Les Frères Maristes à Timor

La Province Mariste de MELBOURNE (Australie), fonde une mission qui a la tâche d’aider à « relever le TIMOR ». (Publié dans « Présence Mariste » n°233, octobre 2002)

A l’invitation de Mgr Basilio DO NASCIMENTO, du diocèse de BACAU (à l’Est du pays), la Province Mariste de MELBOURNE (Australie), en septembre 2000, fonde une mission qui a la tâche d’aider à « relever le TIMOR ».

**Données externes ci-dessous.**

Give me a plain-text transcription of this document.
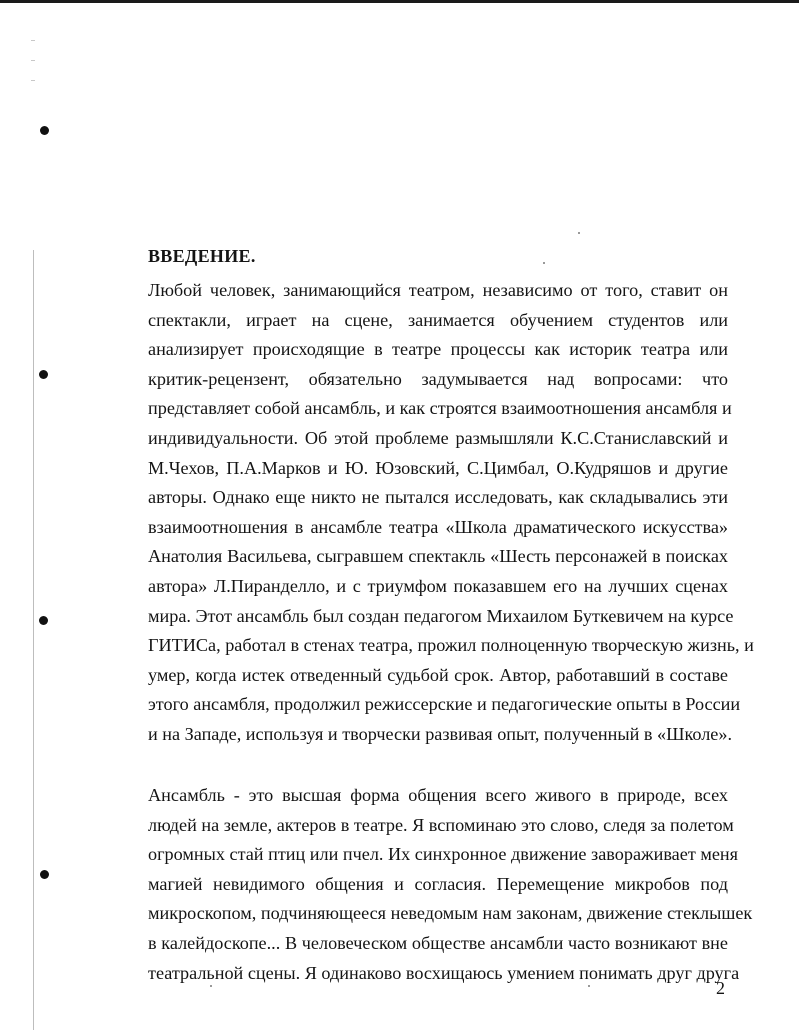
ВВЕДЕНИЕ.
Любой человек, занимающийся театром, независимо от того, ставит он
спектакли, играет на сцене, занимается обучением студентов или
анализирует происходящие в театре процессы как историк театра или
критик-рецензент, обязательно задумывается над вопросами: что
представляет собой ансамбль, и как строятся взаимоотношения ансамбля и
индивидуальности. Об этой проблеме размышляли К.С.Станиславский и
М.Чехов, П.А.Марков и Ю. Юзовский, С.Цимбал, О.Кудряшов и другие
авторы. Однако еще никто не пытался исследовать, как складывались эти
взаимоотношения в ансамбле театра «Школа драматического искусства»
Анатолия Васильева, сыгравшем спектакль «Шесть персонажей в поисках
автора» Л.Пиранделло, и с триумфом показавшем его на лучших сценах
мира. Этот ансамбль был создан педагогом Михаилом Буткевичем на курсе
ГИТИСа, работал в стенах театра, прожил полноценную творческую жизнь, и
умер, когда истек отведенный судьбой срок. Автор, работавший в составе
этого ансамбля, продолжил режиссерские и педагогические опыты в России
и на Западе, используя и творчески развивая опыт, полученный в «Школе».
Ансамбль - это высшая форма общения всего живого в природе, всех
людей на земле, актеров в театре. Я вспоминаю это слово, следя за полетом
огромных стай птиц или пчел. Их синхронное движение завораживает меня
магией невидимого общения и согласия. Перемещение микробов под
микроскопом, подчиняющееся неведомым нам законам, движение стеклышек
в калейдоскопе... В человеческом обществе ансамбли часто возникают вне
театральной сцены. Я одинаково восхищаюсь умением понимать друг друга
2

Aux Frères Maristes, qu’il a connu à Paris en faisant ses études et dont il apprécie le charisme éducatif, Mgr DO NASCIMENTO a fixé deux priorités :

  • organiser en urgence des cours de formation des professeurs (ils venaient avant d’Indonésie) ; et fonder et diriger une école normale à Bacau.
    Pour ce projet, les Frères ont reçu une aide financière d’AUSTRALIE. Le centre est maintenant ouvert et forme des maîtres pour les villages et pour Bacau.
  • restaurer et développer une école secondaire dans la ville lointaine de LACUBAR (routes non asphaltées dans la montagne).
    Un groupe international de Frères (Australie, Brésil, Nouvelle-Zélande et Portugal) réalisent ce projet qui demande beaucoup plus d’efforts de planification et de financement (écoles en ruines).
    Les Frères vivent déjà avec les gens et préparent la restauration des bâtiments scolaires et la construction d’une nouvelle unité pour l’éducation et l’agriculture.

Frère TEOFILO MINGA a reçu du gouvernement du Portugal la décoration de l’Ordre du Mérite pour tout ce qu’il a fait par ses actions et ses écrits (par l’intermédiaire d’Amnesty International) pour sensibiliser le monde occidental à la situation d’oppression du Timor par l’Indonésie.

Dans son ouvrage intitulé "TIMOR MORTIS", il raconte en particulier le massacre du Cimetière de Santa Cruz en 1991 lors de l’enterrement d’un nationaliste tué par des soldats indonésiens. En 1999, il publie "O LIVRO DE TIMOR" qui se veut un livre de méditation à partir de la situations d’oppression et de libération du Timor. Ecoutons Frère Teofilo :

« Les Frères Maristes sont présents à l’heure de la reconstruction. Ils veulent aider à donner à ce jeune pays un visage plus humain et plus chrétien. L’éducation en général et la formation des professeurs en particulier sont les moyens qu’ils se sont choisis pour aider à façonner la nouvelle génération de Timorais, enfin libres et libérés de l’oppression politique indonésienne ».